8 de septiembre de 2008
Dos aviones de la Fuerza Aérea bombardearon una posición de los guerrilleros en la provincia de Maguindanao, después de que éstos abrieran fuego contra un helicóptero.
Los combates entre tropas gubernamentales y rebeldes del Frente Moro de Liberación Islámica (FMLI) se reanudaron hoy en el sur de Filipinas, tras una semana de tregua no declarada por el arranque del mes santo musulmán del Ramadán.
Dos aviones de la Fuerza Aérea bombardearon una posición de los guerrilleros en la provincia de Maguindanao, después de que éstos abrieran fuego contra un helicóptero, anunció hoy el coronel Marlou Salazar.
Los residentes informaron de al menos cuatro muertos, todos ellos niños, pero este extremo fue negado por el Ejército, que aseguró que en la zona no había civiles, pues miles de residentes han huido de allí en los últimos días.
Salazar añadió que unidades de artificieros desactivaron dos bombas de fabricación casera en un hospital y un mercado, aunque su colocación no fue reivindicada por el FMLI.
Desde la capital, el jefe de las Fuerzas Armadas, general Alexander Yano, reveló que pequeños grupúsculos de la organización están actuando por su cuenta y al margen de la dirección y anticipó una oleada de pequeños atentados "terroristas".
La situación por la escalada de las hostilidades es la peor en Mindanao desde hace cinco años, según el Comité Internacional de la Cruz Roja (CICR), que constata cerca de medio millón de afectados y pidió hoy nuevos fondos para ayudar a los desplazados.

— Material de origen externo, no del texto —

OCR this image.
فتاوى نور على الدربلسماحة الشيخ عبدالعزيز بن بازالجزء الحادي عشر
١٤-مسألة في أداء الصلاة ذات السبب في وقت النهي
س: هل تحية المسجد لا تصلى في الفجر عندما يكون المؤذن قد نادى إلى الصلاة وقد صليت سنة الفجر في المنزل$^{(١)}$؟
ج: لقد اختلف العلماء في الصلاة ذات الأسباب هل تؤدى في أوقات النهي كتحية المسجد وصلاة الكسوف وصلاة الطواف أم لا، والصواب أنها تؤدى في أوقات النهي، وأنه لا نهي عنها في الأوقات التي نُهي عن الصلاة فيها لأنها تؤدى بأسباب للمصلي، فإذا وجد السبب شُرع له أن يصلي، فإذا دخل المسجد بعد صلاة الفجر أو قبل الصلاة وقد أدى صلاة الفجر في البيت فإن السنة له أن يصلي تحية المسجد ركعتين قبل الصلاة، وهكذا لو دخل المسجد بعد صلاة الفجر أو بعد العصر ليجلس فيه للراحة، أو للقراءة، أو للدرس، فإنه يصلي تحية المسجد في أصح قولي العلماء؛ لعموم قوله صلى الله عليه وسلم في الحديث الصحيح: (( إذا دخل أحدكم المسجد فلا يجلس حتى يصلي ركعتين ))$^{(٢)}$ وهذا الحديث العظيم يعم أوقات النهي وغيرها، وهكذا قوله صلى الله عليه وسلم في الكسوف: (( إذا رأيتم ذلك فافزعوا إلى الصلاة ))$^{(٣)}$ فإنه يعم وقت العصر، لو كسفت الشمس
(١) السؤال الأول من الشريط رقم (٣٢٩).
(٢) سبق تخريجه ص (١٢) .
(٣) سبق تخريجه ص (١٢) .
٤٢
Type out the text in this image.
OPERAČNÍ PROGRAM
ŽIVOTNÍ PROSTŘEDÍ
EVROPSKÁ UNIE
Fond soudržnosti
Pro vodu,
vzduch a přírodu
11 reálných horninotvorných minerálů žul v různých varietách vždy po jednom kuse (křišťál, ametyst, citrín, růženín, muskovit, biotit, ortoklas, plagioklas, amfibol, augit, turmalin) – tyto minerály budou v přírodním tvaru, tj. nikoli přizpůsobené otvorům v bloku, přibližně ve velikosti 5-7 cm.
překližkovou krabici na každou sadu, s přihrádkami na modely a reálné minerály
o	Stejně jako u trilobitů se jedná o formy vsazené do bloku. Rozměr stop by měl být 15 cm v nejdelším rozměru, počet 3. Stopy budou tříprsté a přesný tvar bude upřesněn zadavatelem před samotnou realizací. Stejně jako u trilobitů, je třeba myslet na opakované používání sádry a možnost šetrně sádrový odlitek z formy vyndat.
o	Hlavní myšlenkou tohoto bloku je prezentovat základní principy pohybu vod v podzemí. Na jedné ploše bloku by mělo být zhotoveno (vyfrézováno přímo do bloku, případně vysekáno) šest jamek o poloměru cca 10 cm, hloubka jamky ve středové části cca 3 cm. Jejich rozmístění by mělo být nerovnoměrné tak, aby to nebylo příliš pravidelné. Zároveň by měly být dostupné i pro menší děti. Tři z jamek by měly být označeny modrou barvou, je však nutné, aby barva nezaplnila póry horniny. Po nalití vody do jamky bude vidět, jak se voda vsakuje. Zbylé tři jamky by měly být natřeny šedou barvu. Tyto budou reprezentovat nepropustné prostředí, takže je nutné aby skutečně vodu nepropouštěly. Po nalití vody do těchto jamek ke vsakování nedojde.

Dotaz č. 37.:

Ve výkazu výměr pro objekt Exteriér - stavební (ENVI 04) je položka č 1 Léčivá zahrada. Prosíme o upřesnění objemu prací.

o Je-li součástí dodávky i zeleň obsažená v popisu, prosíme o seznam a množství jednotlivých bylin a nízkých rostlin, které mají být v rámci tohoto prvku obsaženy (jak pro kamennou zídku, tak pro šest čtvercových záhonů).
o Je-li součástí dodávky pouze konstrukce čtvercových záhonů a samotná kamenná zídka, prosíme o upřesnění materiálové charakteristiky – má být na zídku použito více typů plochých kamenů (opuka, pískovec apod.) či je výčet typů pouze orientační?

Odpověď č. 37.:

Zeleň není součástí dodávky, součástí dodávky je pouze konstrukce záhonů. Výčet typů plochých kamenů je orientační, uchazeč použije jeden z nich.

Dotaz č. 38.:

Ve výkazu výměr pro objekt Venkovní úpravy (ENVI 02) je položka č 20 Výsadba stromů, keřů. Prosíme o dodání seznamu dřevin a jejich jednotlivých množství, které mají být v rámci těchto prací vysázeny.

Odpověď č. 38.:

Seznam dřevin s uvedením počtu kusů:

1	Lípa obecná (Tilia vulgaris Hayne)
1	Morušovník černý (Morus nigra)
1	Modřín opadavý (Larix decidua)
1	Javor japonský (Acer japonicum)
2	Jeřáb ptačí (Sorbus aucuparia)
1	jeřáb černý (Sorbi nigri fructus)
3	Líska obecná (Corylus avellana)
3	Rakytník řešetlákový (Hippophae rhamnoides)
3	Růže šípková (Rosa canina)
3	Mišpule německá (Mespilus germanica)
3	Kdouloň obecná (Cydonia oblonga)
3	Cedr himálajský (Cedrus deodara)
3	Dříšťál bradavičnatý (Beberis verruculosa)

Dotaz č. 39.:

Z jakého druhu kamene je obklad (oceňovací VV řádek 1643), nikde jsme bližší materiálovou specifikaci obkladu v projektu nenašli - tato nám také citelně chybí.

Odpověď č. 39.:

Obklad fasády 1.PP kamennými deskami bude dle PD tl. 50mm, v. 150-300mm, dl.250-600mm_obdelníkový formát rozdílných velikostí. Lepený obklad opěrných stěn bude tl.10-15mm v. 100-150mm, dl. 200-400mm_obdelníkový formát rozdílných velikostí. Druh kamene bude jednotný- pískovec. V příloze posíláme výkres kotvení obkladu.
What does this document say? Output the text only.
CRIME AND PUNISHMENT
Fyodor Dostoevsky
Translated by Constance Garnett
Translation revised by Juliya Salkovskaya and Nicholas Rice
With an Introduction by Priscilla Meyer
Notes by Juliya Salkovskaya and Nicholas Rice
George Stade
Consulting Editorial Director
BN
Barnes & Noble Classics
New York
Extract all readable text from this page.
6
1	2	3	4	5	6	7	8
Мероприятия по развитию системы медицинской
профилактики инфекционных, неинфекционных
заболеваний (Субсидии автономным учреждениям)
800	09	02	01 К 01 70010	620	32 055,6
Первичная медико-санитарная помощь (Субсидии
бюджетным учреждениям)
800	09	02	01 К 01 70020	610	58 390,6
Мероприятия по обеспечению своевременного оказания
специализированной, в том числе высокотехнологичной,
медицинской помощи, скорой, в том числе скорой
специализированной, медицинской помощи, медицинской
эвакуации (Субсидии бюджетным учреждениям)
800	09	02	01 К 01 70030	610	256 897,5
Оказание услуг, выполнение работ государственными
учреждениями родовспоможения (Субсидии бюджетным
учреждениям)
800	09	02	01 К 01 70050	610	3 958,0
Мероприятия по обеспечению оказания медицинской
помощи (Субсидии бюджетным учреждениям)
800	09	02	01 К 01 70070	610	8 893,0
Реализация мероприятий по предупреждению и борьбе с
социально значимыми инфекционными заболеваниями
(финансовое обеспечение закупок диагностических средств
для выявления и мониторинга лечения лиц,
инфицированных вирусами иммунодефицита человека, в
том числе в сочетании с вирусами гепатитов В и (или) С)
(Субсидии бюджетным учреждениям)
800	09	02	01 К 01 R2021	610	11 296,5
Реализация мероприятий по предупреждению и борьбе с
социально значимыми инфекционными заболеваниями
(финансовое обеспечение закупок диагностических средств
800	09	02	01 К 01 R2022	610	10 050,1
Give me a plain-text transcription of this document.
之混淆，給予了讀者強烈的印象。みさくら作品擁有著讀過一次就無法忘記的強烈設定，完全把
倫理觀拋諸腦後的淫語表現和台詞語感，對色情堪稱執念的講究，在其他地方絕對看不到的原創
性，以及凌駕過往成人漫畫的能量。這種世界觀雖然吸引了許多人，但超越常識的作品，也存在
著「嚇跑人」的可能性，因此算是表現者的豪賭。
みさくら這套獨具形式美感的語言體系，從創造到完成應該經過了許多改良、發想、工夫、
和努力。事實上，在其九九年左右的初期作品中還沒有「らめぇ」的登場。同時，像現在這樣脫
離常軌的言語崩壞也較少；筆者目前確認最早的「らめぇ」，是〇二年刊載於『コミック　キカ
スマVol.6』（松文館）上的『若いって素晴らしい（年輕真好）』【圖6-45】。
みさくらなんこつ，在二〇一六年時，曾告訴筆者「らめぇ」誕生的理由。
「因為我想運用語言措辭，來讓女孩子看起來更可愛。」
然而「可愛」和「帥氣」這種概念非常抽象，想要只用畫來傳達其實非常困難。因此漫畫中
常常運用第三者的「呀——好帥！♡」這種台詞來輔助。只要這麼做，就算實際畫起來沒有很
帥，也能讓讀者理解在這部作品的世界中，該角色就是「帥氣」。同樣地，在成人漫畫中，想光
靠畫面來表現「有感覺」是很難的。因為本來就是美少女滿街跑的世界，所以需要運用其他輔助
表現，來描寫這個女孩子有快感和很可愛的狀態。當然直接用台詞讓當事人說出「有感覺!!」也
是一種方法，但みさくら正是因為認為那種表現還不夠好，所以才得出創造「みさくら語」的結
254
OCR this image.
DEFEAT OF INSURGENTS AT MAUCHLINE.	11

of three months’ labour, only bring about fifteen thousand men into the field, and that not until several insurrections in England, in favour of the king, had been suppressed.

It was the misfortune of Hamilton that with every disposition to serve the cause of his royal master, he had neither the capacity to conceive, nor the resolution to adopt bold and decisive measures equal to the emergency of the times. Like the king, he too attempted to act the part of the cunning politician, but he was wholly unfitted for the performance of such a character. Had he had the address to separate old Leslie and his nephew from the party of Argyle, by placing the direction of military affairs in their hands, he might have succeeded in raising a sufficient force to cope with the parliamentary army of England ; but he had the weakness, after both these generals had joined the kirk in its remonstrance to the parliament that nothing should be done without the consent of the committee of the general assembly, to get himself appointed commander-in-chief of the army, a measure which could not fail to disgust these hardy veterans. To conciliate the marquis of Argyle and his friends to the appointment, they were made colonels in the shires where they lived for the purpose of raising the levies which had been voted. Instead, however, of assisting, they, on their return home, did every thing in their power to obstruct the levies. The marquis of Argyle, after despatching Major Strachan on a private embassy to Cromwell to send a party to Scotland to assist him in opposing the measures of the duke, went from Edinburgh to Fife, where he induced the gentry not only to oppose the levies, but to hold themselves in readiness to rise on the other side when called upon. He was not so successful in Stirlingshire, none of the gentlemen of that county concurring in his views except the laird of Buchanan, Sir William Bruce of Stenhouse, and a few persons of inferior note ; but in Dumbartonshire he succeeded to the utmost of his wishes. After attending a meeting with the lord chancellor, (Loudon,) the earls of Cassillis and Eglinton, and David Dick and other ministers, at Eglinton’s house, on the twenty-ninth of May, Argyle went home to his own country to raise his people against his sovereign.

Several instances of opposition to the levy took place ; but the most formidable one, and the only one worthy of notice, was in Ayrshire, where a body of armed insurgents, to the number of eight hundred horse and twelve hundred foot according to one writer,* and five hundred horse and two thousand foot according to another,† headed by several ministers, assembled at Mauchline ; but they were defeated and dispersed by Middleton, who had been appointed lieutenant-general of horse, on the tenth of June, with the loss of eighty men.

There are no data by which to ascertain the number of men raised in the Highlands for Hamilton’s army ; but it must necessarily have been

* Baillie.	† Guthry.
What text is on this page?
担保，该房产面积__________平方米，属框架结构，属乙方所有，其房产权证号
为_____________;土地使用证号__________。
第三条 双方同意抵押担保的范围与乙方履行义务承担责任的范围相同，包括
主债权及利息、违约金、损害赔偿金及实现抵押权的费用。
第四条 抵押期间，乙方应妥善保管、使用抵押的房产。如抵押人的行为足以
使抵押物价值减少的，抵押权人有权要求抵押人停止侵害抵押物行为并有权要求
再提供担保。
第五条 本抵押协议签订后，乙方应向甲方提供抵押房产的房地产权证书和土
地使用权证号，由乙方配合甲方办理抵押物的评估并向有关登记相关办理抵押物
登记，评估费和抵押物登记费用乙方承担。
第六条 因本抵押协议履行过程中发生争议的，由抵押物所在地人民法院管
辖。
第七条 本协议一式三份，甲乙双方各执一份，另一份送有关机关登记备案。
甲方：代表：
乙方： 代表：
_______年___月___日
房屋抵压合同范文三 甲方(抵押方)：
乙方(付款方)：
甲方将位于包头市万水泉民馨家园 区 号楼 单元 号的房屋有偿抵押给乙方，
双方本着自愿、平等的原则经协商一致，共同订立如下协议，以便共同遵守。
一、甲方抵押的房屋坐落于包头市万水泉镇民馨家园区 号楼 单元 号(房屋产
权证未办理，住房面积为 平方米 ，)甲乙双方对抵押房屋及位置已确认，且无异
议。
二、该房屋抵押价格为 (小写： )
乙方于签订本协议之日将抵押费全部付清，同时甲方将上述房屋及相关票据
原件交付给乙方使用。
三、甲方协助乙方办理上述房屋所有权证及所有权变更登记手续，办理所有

El CICR insta a ambos bandos a no dificultar el reparto del material de emergencia y exige un acceso total a los campos de refugiados.
Hace una semana, la presidenta filipina, Gloria Macapagal Arroyo, abandonó el memorando de entendimiento pactado con el FMLI, cuya firma había sido suspendida por el Tribunal Supremo a causa del rechazo de algunos políticos cristianos.
El documento daba luz verde a ampliar la autonomía de los musulmanes en el sur de Filipinas y es considerado imprescindible para poner fin a décadas de conflicto.
Desde que el Supremo paralizó su firma el pasado 10 de agosto, la ola de violencia por los ataques perpetrados por comandantes renegados del FMLI ha causado más de 150 muertos y cerca de medio millón de desplazados con necesidad urgente de recibir ayuda humanitaria.
Fundado en 1984, el grupo es la mayor organización separatista de Filipinas con más de 12.000 militantes, muchos de los cuales siguen combatiendo al Ejército y desobedeciendo las órdenes de la dirección del grupo.
Casi 40 años de conflicto étnico, religioso y tribal han ocasionado 120.000 muertos y cerca de 2 millones de desplazados en una de las áreas más pobres del archipiélago.